Roma – Il quantitative easing (Qe) avviato dalla Bce “è già stato fortemente efficace per l’aurozona”. Lo afferma da Parigi il capo economista dell’Ocse, Catherine Mann, presentando l’Economic outlook dell’Organizzazione per la cooperazioone e lo sviluppo economico. Mann ritiene che gli effetti positivi del Qe si siano manifestati “primariamente attraverso il deprezzamento dell’euro ma anche riguardo alla disponibilità di credito” che le banche possono concedere ai privati. Tuttavia, su quest’ultimo fronte “si potrebbe fare di più”, indica la relatrice del rapporto, invitando a pensare ad azioni mirate in favore delle piccole e medie imprese e a più efficaci strategie di supervisione per garantire che l’immissione di liquidità raggiunga il settore produttivo.
L’organizzazione rivede al rialzo le stime di crescita dell’Eurozona per il 2016: +2,1% del Pil rispetto al +2% indicato nel rapporto intermedio di marzo e al +1,7% stimato a novembre. Invariata l’attesa di crescita per il 2015, segnalata all’1,4%. La disoccupazione farà registrare un calo graduale, raggiungendo il 10,3% nel 2016 rispetto all’attuale 11,2%. Appare scongiurata la dinamica deflattiva dei prezzi, anche se solo il prossimo anno l’inflazione dovrebbe attestarsi a livelli ritenuti consoni, raggiungendo l’1,5%.
A fronte di tali stime, l’Ocse prevede che l’aggiustamento fiscale, nell’area della moneta unica, si prenderà una pausa per finanziare la crescita economica e dare un’accelerazione agli attuali segnali di ripresa. Rimane però significativo il rischio di nuovi “disordini finanziari” nell’eurozona, si legge nello studio.

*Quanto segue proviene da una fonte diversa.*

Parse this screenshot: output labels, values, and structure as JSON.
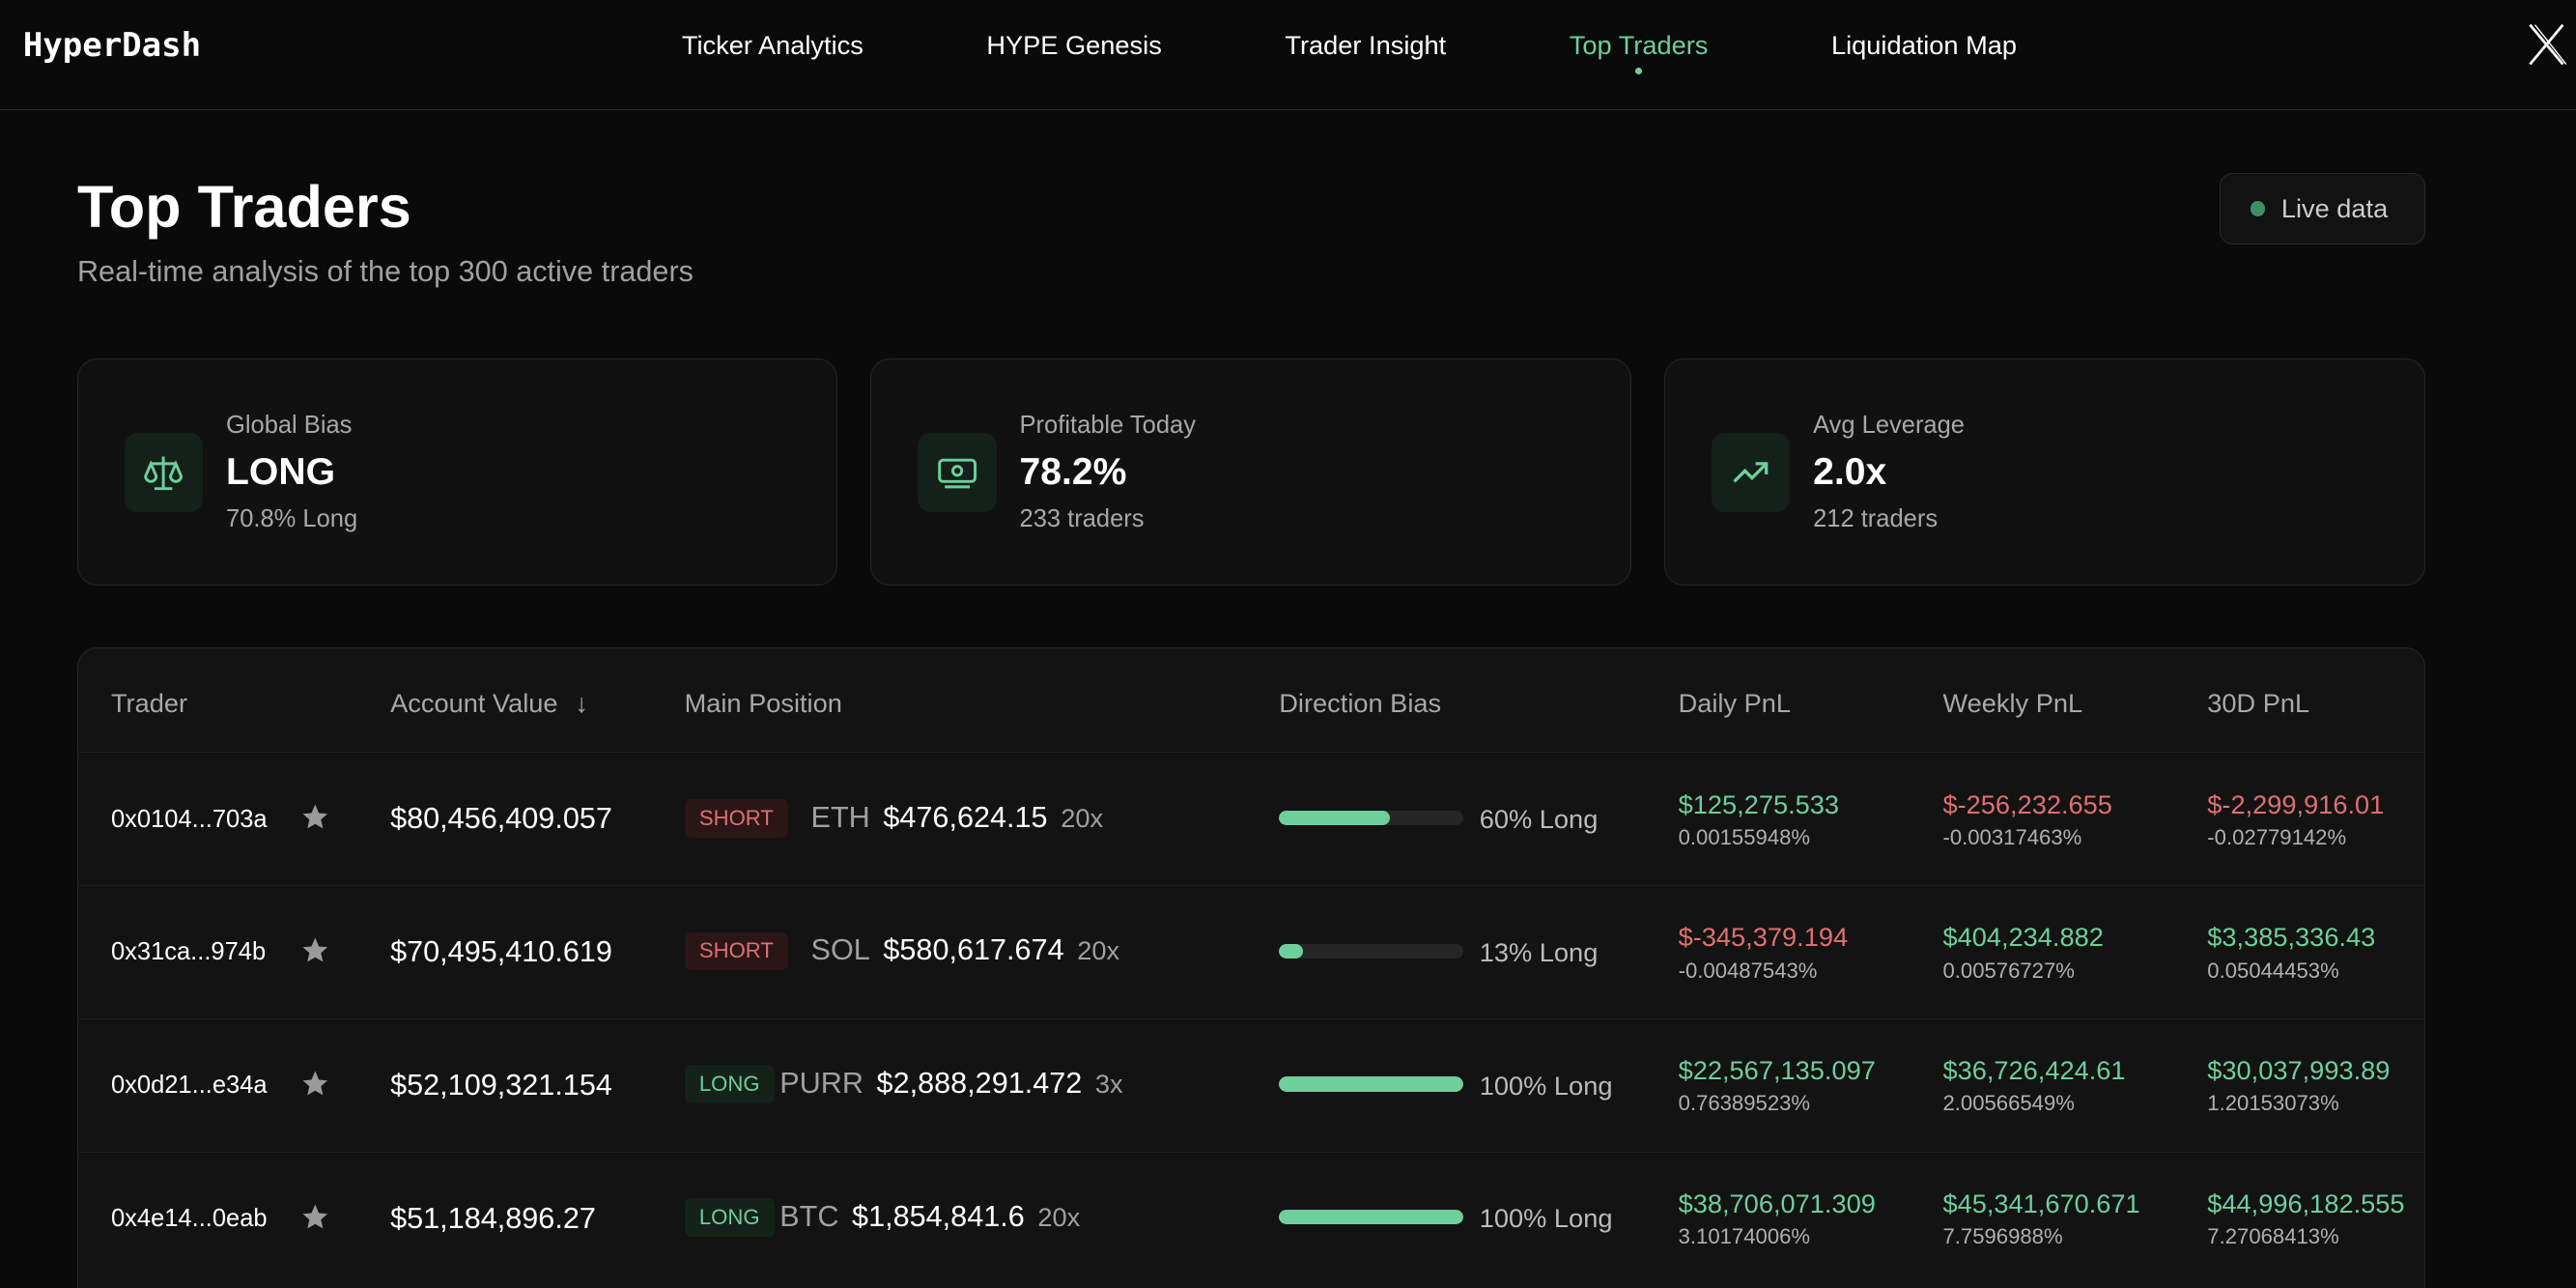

In particolare, è l’incertezza sulla crisi greca a preoccupare. Atene, anche “assumendo che si trovi un accordo con i creditori”, farà registrare una crescita “comunque debole”, perché “l’incremento di investimenti e consumi sarà minato da condizioni di credito in deterioramento e bassa fiducia”, scrivono gli analisti, indicando in +0,1% l’aumento di Pil atteso per quest’anno, mentre per il 2016 è stimato al +2,3%. Il debito pubblico rimane “estremamente elevato”: ammonterà al 180% del Pil nel 2015 e scenderà al 178,1% l’anno successivo.
Riguardo all’Italia, le stime Ocse sulla crescita del Pil parlano di un +0,6% per l’anno in corso e un +1,5% per il prossimo. Rispetto al 2015, le previsioni risultano in linea con quelle della Commissione europea, ma inferiori a quelle indicate dal governo e dal Fondo monetario internazionale (Fmi), che parlano di un +0,7%. Mentre per il 2016 la previsione Osce risulta essere la più ottimistica, visto che l’esecutivo italiano e quello europeo si attendono un +1,4%, mentre il Fmi si ferma all’1,2%.
“L’Italia è un buon esempio di come il venire meno di incertezze” si traduce in un quadro migliore per l’economia. Mann spiega così l’ottimismo e la revisione al rialzo delle previsioni per il nostro Paese rispetto alle stime primaverili. “Da marzo ci sono stati cambiamenti nell’abilità mostrata dal Governo di attuare e andare avanti con le sue strategie politiche”, aggiunge l’economista riferendosi al programma di riforme italiano, sul quale il rapporto esprime un giudizio molto positivo. Ad esempio sul ‘Jobs act’, che “ha il potenziale di migliorare drasticamente il mercato del lavoro”, ma anche “la recente approvazione della nuova legge elettorale è uno sviluppo positivo – si legge ancora nel capitolo dedicato all’Italia – in quanto probabilmente risulterà in governi più stabili e ridurrà l’incertezza politica”.
La nota stonata per il nostro Paese riguarda il sistema bancario, che rimane “ancora fragile e non è in una buona posizione per sostenere gli investimenti privati”, i quali sono crollati del 30% dal 2007, ammoniscono gli analisti. I tassi di interesse “restano più alti che negli altri Paesi della zona euro”, e questo è legato probabilmente ai rischi connessi all’aumento dei crediti deteriorati nei bilanci delle banche. Anche l’Ocse, dunque, si unisce al coro di chi chiede misure per risolvere il problema. In particolare, l’Ocse suggerisce una riforma il diritto fallimentare, con un più ampio utilizzo di tribunali specializzati e il ricorso a soluzioni extra-giudiziali, oltre alla costituzione di “una società di asset management specializzata che acquisisca i crediti deteriorati” delle banche, la cosiddetta ‘bad bank’ a cui il ministro dell’Economia Pier Carlo Padoan sta lavorando.